重力操作――地場を干渉して擬似重力を発生させた、という事か。しかし数字がデタラメすぎるくらい、コストが過剰なはずだ。
遺伝子レベル再構成――遺伝子配列を瞬時に操作し、時軸を進め治癒力を高めた。多分、その過程で 廃材(スクラップ・チップス)のバグを消したと思われる。どちらにせよ、悪魔の所業だ。
『結局、どうなったんだ?』
電話相手が痺れを切らして、声をかけてきた。
「……後でデータを送る。計測機をことごとく破壊されたから、正確ではないが、貴方にはそれできっと充分だろ」
『数字から語るお前が珍しい』
口笛まで吹いている。癪に触るが声にもならない。バケモノ――宗方ひなたは、間違いなくバケモノだ。その力を暴走なく制御した【デバッガー】もまた、同等の監視対象に指定すべきだ。この少女達は危険過ぎる――。

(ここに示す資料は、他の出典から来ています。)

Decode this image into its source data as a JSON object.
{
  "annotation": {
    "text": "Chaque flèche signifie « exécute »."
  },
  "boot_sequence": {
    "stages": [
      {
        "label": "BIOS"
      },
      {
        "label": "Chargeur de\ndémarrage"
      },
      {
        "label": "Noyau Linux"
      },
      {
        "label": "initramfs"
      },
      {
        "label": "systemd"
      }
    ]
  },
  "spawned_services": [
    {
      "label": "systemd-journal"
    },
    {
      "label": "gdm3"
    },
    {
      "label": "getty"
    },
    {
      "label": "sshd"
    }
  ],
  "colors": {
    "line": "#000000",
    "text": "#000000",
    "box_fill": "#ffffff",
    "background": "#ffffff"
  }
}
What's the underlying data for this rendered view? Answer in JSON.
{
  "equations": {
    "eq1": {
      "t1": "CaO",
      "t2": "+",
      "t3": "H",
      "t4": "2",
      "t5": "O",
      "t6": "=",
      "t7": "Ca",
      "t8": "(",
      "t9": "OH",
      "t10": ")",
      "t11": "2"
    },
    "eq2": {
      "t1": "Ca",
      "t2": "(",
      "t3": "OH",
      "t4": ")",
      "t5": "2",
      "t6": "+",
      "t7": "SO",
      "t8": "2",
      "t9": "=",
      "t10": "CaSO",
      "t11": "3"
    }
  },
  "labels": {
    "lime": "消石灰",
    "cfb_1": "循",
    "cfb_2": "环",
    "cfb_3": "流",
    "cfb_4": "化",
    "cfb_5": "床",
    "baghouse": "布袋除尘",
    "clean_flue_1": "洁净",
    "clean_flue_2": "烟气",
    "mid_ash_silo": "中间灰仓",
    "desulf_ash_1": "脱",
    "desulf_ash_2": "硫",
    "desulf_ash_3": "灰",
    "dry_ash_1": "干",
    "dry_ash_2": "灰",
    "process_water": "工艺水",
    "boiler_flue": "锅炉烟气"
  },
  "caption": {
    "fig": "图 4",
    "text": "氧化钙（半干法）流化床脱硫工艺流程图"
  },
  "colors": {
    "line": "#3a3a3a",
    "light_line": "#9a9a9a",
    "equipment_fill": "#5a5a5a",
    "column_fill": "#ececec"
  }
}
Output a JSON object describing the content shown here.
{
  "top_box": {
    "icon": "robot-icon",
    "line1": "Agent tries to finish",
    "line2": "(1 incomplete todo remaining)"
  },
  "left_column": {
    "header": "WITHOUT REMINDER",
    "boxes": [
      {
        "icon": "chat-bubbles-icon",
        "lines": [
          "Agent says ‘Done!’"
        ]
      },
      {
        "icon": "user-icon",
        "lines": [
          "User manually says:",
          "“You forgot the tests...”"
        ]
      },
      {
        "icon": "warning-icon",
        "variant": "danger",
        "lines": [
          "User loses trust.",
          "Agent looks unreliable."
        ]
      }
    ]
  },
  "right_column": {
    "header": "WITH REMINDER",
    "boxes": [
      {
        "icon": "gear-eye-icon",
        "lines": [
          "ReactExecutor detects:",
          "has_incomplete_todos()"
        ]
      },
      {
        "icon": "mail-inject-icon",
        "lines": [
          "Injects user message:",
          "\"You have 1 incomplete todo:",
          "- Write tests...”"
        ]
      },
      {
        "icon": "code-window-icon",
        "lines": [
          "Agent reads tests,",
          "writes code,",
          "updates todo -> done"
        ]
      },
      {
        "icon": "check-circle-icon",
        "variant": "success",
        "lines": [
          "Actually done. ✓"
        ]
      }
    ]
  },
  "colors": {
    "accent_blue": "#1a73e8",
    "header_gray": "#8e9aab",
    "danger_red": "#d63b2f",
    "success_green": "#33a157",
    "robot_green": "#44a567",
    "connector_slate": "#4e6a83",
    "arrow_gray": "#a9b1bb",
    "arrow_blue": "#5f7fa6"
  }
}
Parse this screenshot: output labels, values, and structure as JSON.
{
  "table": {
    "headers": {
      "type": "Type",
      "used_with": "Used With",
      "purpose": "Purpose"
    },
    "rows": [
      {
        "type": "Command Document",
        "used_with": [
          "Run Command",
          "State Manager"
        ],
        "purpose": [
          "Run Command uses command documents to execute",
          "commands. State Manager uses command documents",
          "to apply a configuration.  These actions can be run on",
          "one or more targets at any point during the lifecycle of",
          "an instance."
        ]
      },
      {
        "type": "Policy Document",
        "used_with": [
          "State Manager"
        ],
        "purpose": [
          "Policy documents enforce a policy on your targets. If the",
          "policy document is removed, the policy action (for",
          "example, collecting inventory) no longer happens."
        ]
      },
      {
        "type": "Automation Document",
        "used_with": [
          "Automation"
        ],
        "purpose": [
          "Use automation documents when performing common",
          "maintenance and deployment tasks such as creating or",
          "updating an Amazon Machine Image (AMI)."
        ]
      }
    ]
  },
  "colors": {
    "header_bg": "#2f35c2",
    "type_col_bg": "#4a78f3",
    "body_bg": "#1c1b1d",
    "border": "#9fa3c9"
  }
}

『バケモノであればある程、商品価値はあがる。そうじゃないか?』
声の主は冷静にそう諭す。無論、それは理解できる。理解した上で愕然としたのだ。このバケモノ達の覚醒に。
「総理、データを収集した上で判断すると良い。私は初めて、研究に恐怖を感じたよ」
この国の最高権力者は、小さく笑んだ。
『歓喜してるようにしか聞こえないが?』
笑った。”フラスコ”は確かに嗤っていた。嗤いながら唇を噛む。舌なめずりをしながら、自身の作品達を脳裏に浮かべながら。